The eponymous "City of God" refers to the heavenly kingdom of New Jerusalem to which good Christians look forward, but Augustine's work is also very much concerned with the Earthly City, or the City of Man, as personified by Rome. For centuries, Rome had dominated the Western world; its empire had stretched far beyond Europe; the Roman way of life had been imposed upon countries from Africa to Britain, and the Empire had begun to seem indefatigable. In 410 AD, however—sixteen years before Augustine completed this book—the unthinkable happened: Rome fell to the Vandals. The rest of its Empire, too, was being eroded over the decade just before Augustine wrote this text, as the Franks took Gaul and the Anglo-Saxons took Britain. The days of Rome were over, a fact which seemed so incredible that it prompted the Romans to wonder which God or gods were responsible and what they had done to offend them.

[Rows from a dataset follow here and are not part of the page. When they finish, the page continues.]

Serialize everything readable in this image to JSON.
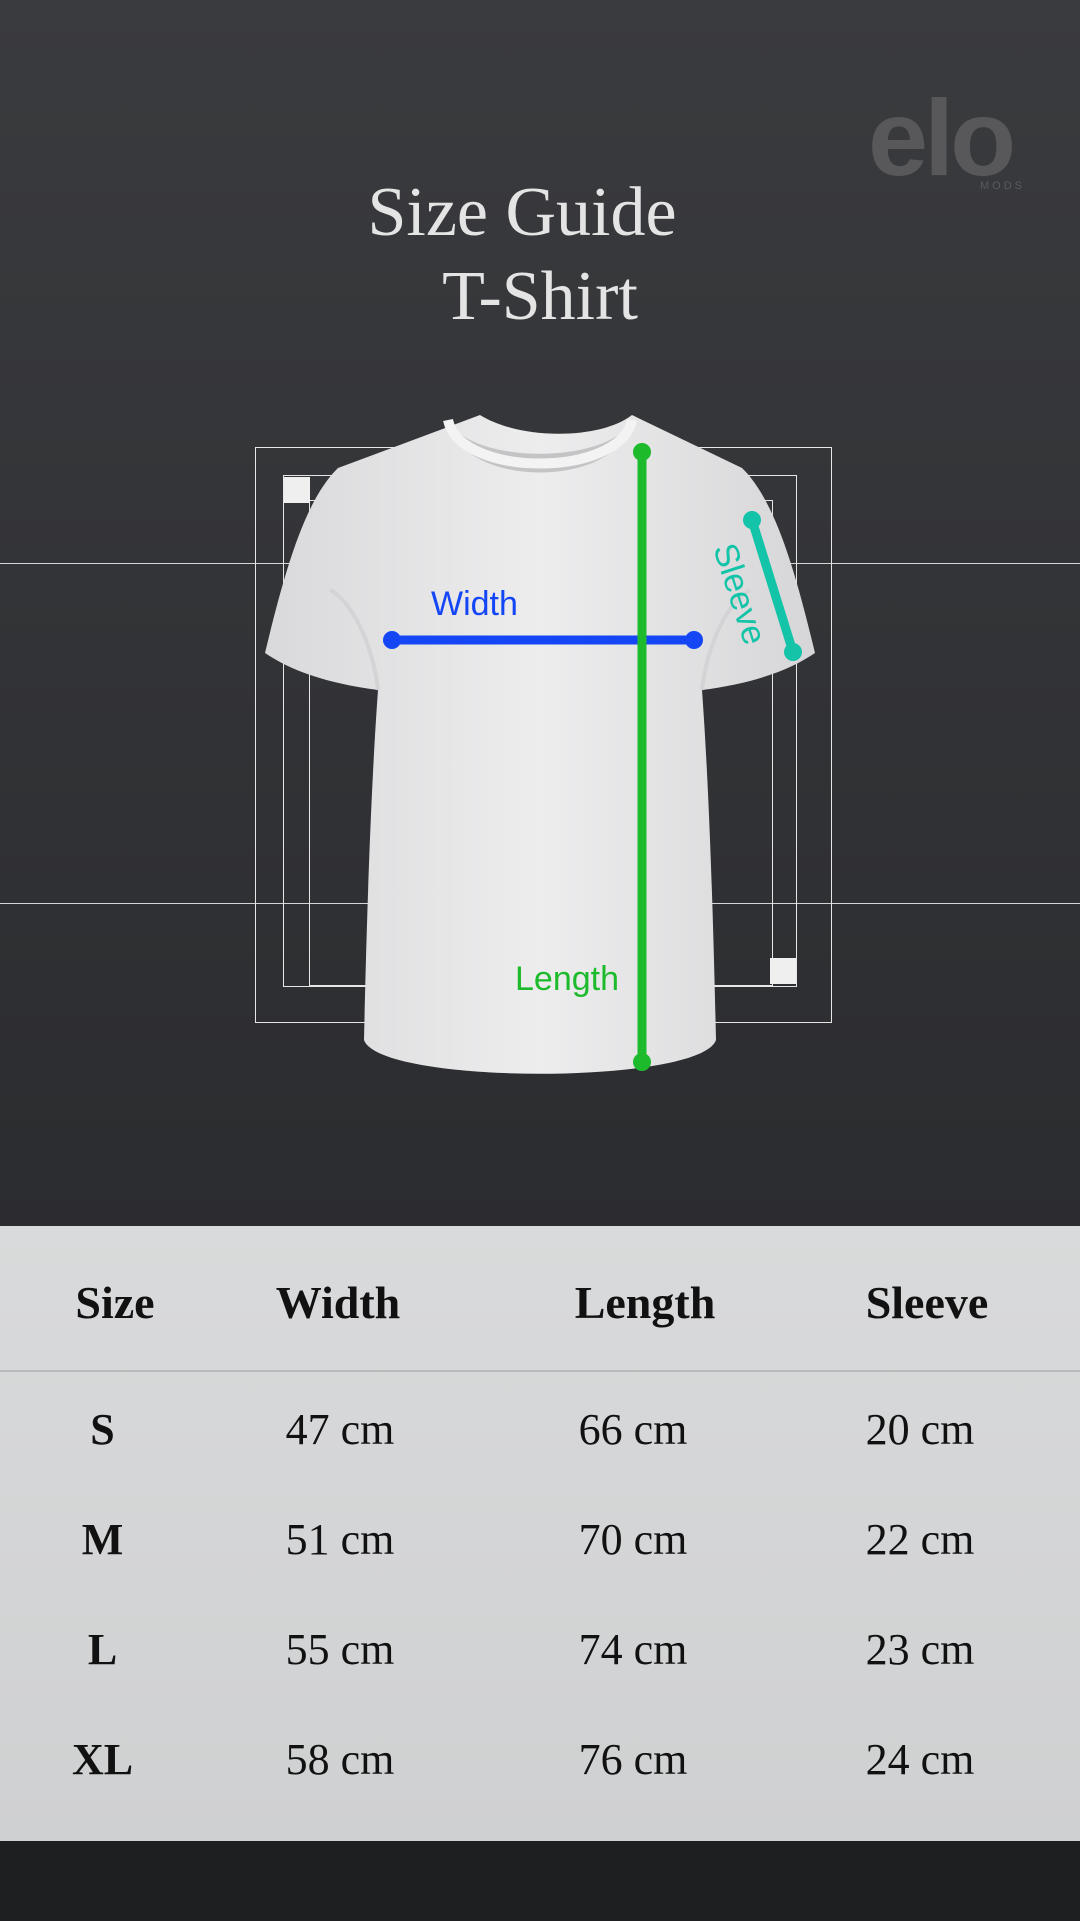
{
  "brand": {
    "logo_text": "elo",
    "logo_subtext": "MODS"
  },
  "title": {
    "line1": "Size Guide",
    "line2": "T-Shirt"
  },
  "diagram": {
    "width_label": "Width",
    "length_label": "Length",
    "sleeve_label": "Sleeve",
    "colors": {
      "width": "#1446f5",
      "length": "#1dbb2c",
      "sleeve": "#14c4a8",
      "shirt": "#e9e9ea"
    }
  },
  "table": {
    "headers": [
      "Size",
      "Width",
      "Length",
      "Sleeve"
    ],
    "rows": [
      {
        "size": "S",
        "width": "47 cm",
        "length": "66 cm",
        "sleeve": "20 cm"
      },
      {
        "size": "M",
        "width": "51 cm",
        "length": "70 cm",
        "sleeve": "22 cm"
      },
      {
        "size": "L",
        "width": "55 cm",
        "length": "74 cm",
        "sleeve": "23 cm"
      },
      {
        "size": "XL",
        "width": "58 cm",
        "length": "76 cm",
        "sleeve": "24 cm"
      }
    ]
  }
}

Rome in the early fifth century was divided by religion; although Constantine in the early fourth century had decriminalized Christianity and the religion had begun to dominate, there were many in Rome who still adhered to the old ways. Following the fall of Rome, traditional Roman pagans accused the nascent Christian religion of destroying their city, angering the Roman gods, and eliciting the destruction of the empire. They also asked how, if the Christian God was so powerful, he had failed to protect the city. It was in response to this argument that Augustine wrote The City of God: it directly addresses the accusations from Roman pagans that the spread of Christianity across the Empire had occasioned it to fall.

Augustine's ultimate thesis is that although what had happened to Rome was terrible, to say it was caused by Christianity was to ignore the fact that bad things had happened to Rome in the past during the days of the pagan gods. He says that the lengthy endurance of Rome is evidence of the true God at work, rewarding ancient Romans for their faith and good behavior even when they were not aware of Him. (This question of achieving the City of God through "works" rather than "faith" is one that would be discussed many times and cause much splintering in the Christian religion in the centuries to follow, but Augustine makes clear that paganism itself could be condoned so long as the people were virtuous—implying that contemporary Roman pagans were not.)

Effectively, Augustine's text provides a rebuttal to the Roman pagans who blamed Christianity for the fall of Rome while also presenting them with an alternative to the Eternal City in the form of the City of God, which promises eternity of a better kind to those who might be willing to become Christians.